Bedtime Story About The Power Of Positive Thoughts And Beliefs – For Kids and Grown-Ups (Ages 4+) – “Curtis The Creative Caterpillar” – by Adam Oakley, read in English

🎧 Bedtime Story Podcast #37

Audio version:

I hope you enjoy this bedtime story about the power of positive thoughts and beliefs the mind, and how our minds can influence our lives.

Curtis The Creative Caterpillar

You might have heard stories about caterpillars before. They eat and eat and eat, until eventually they are completely full, filled with energy, and they make themselves a little house, a cocoon to rest in, and they transform themselves into butterflies within them.
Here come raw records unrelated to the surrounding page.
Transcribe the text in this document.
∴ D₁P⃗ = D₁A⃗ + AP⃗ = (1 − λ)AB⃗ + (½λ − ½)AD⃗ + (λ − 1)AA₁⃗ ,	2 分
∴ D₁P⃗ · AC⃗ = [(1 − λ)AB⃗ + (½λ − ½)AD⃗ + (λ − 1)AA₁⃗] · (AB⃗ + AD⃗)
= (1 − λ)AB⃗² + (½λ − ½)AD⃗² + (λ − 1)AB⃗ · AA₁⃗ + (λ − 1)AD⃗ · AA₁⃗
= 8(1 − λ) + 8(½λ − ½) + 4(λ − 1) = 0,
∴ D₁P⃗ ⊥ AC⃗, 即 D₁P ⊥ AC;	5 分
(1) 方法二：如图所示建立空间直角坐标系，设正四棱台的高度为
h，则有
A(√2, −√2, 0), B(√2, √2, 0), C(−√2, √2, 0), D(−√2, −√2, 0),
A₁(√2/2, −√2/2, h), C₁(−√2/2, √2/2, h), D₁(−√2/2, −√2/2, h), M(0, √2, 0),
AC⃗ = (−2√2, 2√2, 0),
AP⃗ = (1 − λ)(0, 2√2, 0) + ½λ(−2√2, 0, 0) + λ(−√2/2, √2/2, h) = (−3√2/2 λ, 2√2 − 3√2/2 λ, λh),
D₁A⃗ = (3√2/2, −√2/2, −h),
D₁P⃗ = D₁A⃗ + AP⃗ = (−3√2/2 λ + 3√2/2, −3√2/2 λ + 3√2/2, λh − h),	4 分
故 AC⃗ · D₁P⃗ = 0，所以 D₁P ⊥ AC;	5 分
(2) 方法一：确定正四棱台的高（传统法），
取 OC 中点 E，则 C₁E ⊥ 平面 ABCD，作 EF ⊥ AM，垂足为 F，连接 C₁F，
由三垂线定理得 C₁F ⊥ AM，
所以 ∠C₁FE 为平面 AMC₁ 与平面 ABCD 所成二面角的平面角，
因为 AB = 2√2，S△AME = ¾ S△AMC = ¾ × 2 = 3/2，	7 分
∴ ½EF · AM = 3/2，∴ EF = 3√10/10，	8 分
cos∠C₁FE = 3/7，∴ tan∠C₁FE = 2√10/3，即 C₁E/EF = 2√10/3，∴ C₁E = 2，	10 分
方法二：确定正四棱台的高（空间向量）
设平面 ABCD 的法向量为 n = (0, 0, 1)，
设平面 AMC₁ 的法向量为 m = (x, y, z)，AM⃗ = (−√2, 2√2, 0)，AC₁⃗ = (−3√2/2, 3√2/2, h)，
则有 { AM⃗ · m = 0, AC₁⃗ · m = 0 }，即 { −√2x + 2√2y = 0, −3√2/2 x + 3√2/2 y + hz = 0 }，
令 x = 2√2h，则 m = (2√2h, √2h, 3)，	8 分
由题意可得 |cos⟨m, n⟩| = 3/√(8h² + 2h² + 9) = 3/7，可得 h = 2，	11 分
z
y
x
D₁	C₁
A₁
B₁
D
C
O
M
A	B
But there was one caterpillar who was different. His name was Curtis, and he was always upset.

“Why can’t I turn into a butterfly!” Curtis would

say, angrily. “All the other caterpillars turn into butterflies. Why can’t I?”

There was a wise old bee named Bertie who would listen to Curtis and his complaints.

“Patience,” the wise old bee said. “Patience.”

Curtis waited for weeks and weeks. He waited as much as he could. But still, he was just a caterpillar.

“I’m still just a caterpillar. I’m still just a caterpillar! Curtis kept saying. “Why can’t I become a butterfly?”

“Listen!” Bertie whispered. “Listen to what the other caterpillars are saying…”

Curtis became quiet for a moment. His complaining ceased, and he became aware of the murmurings of the caterpillars around him.

One nearby was saying:

“I like being a caterpillar. And I will like being a butterfly too.”

Another caterpillar was talking to itself:

“I get to eat everything I want, and soon I will be able to fly!”

As Curtis listened more and more, he realised something. Either the caterpillars were talking about how great it was to be a caterpillar, or they were looking forward to being a butterfly. Most of the time, they did both.”

“But why aren’t I a butterfly!” Curtis yelled at Bertie the bee. “It’s taking me far too long!”

“If you say so,” Bertie the bee said. “If you say so.”

The next days for Curtis were painful. He kept telling Bertie that he was stuck as a caterpillar, and might be forever stuck and unable to fly, and all Bertie would say back was:

If you say so.

Curtis kept telling Bertie that it wasn’t fair, that something must be wrong, that maybe he was never meant to be a beautiful butterfly.

“If you say so,” Bertie would reply.

One day Curtis woke up, and he realised he didn’t like the words in his head. They made him feel stuck and horrid. So he decided to change his words so that he could at least feel better.

“I want to be a butterfly,” he said to Bertie. “I am a healthy caterpillar, which is good. I have plenty to eat, which is good and, now I would like to become a butterfly.”

“If you say so,” Bertie said.

The next day Curtis wriggled up to Bertie and said: “I had a dream about being a butterfly last night, Bertie. I think it will happen. I think it can happen!”

“If you say so,” Bertie said.

“And then on the third day,” Curtis said to Bertie:

It will be so wonderful when I fly for the first time. I can feel it already. I can feel it as if it’s already happening. My life as a butterfly is wonderful, Bertie, I wish you could see it!”

And then without Bertie saying another word, Curtis felt like going somewhere quiet and safe. He wanted to build himself a little house, a cocoon that he could rest in, and soon enough, after lying in his cocoon for a while, he emerged as the biggest, most beautiful butterfly that Bertie had ever seen.

“You are indeed a beautiful butterfly now!” Bertie called up at Curtis, as Curtis flew away.

“Thank you!” Curtis called back. “If you say so!”